If the value contains both single-quote and double-quote characters, the quote character used to enclose the value must be doubled each time it occurs within the value.

This is a VBScript I put together which attempts to implement the two guidelines above:

Option Explicit

Dim pw, connStr, conn

pw = InputBox("Enter password")

' Sanitize double quotes in the input string
pw = Replace(pw, Chr(34), Chr(34) & Chr(34))

' Notice how pw is surrounded by double quote characters
connStr = "Provider=SQLOLEDB;Data Source=.\SQLEXPRESS;User ID=test_user;Password=" & Chr(34) & pw & Chr(34)
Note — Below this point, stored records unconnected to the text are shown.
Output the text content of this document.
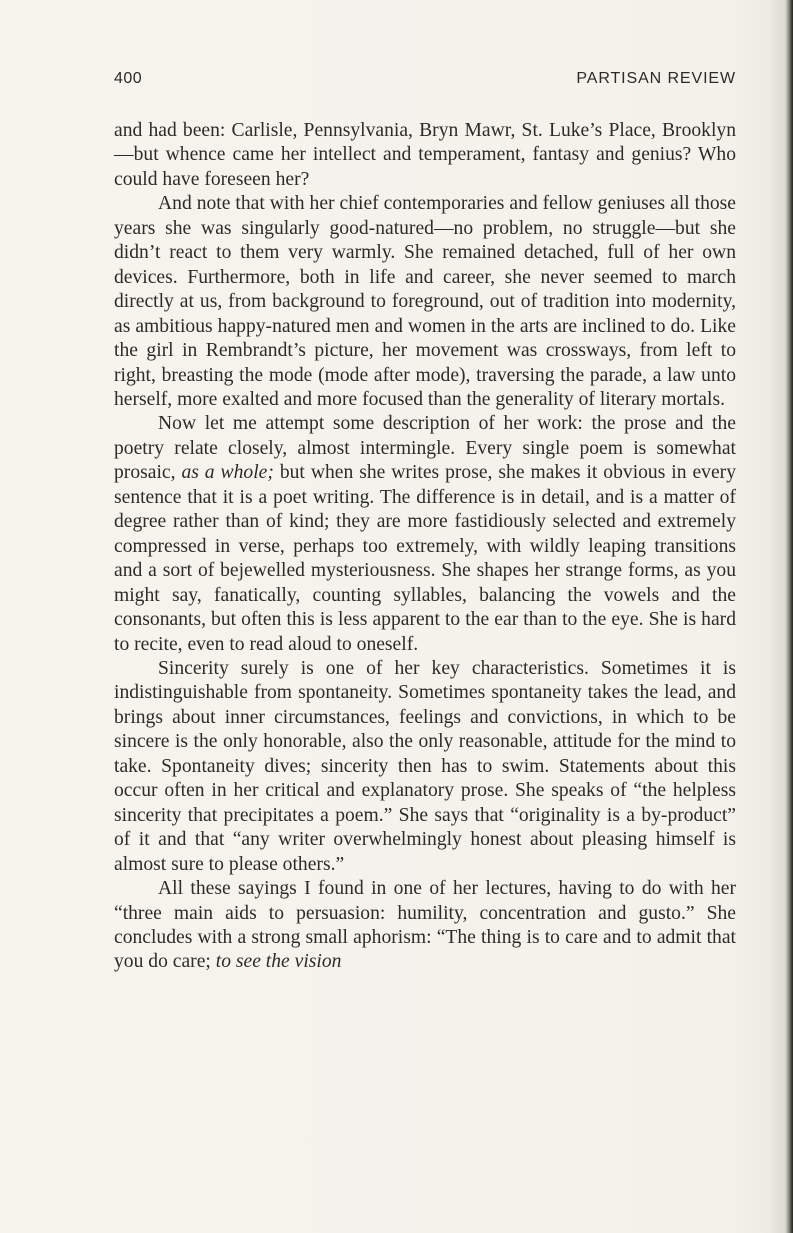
400	PARTISAN REVIEW

and had been: Carlisle, Pennsylvania, Bryn Mawr, St. Luke’s Place, Brooklyn—but whence came her intellect and temperament, fantasy and genius? Who could have foreseen her?

And note that with her chief contemporaries and fellow geniuses all those years she was singularly good-natured—no problem, no struggle—but she didn’t react to them very warmly. She remained detached, full of her own devices. Furthermore, both in life and career, she never seemed to march directly at us, from background to foreground, out of tradition into modernity, as ambitious happy-natured men and women in the arts are inclined to do. Like the girl in Rembrandt’s picture, her movement was crossways, from left to right, breasting the mode (mode after mode), traversing the parade, a law unto herself, more exalted and more focused than the generality of literary mortals.

Now let me attempt some description of her work: the prose and the poetry relate closely, almost intermingle. Every single poem is somewhat prosaic, as a whole; but when she writes prose, she makes it obvious in every sentence that it is a poet writing. The difference is in detail, and is a matter of degree rather than of kind; they are more fastidiously selected and extremely compressed in verse, perhaps too extremely, with wildly leaping transitions and a sort of bejewelled mysteriousness. She shapes her strange forms, as you might say, fanatically, counting syllables, balancing the vowels and the consonants, but often this is less apparent to the ear than to the eye. She is hard to recite, even to read aloud to oneself.

Sincerity surely is one of her key characteristics. Sometimes it is indistinguishable from spontaneity. Sometimes spontaneity takes the lead, and brings about inner circumstances, feelings and convictions, in which to be sincere is the only honorable, also the only reasonable, attitude for the mind to take. Spontaneity dives; sincerity then has to swim. Statements about this occur often in her critical and explanatory prose. She speaks of “the helpless sincerity that precipitates a poem.” She says that “originality is a by-product” of it and that “any writer overwhelmingly honest about pleasing himself is almost sure to please others.”

All these sayings I found in one of her lectures, having to do with her “three main aids to persuasion: humility, concentration and gusto.” She concludes with a strong small aphorism: “The thing is to care and to admit that you do care; to see the vision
' Test the connection.  We'll get a runtime error if it didn't work
Set conn = CreateObject("ADODB.Connection")
conn.Open connStr
conn.Close
WScript.Echo "OK!"

If my password were app"le'\, the connection string would end up as:

Provider=SQLOLEDB;Data Source=.\SQLEXPRESS;User ID=test_user;Password="app""le'\"

However, this doesn't work for all possible inputs. For example, the test script gives an error when the password contains a double quote before a semicolon. It could be that I'm interpreting the guidelines incorrectly. I'm not sure, but hopefully, this at least gets you started.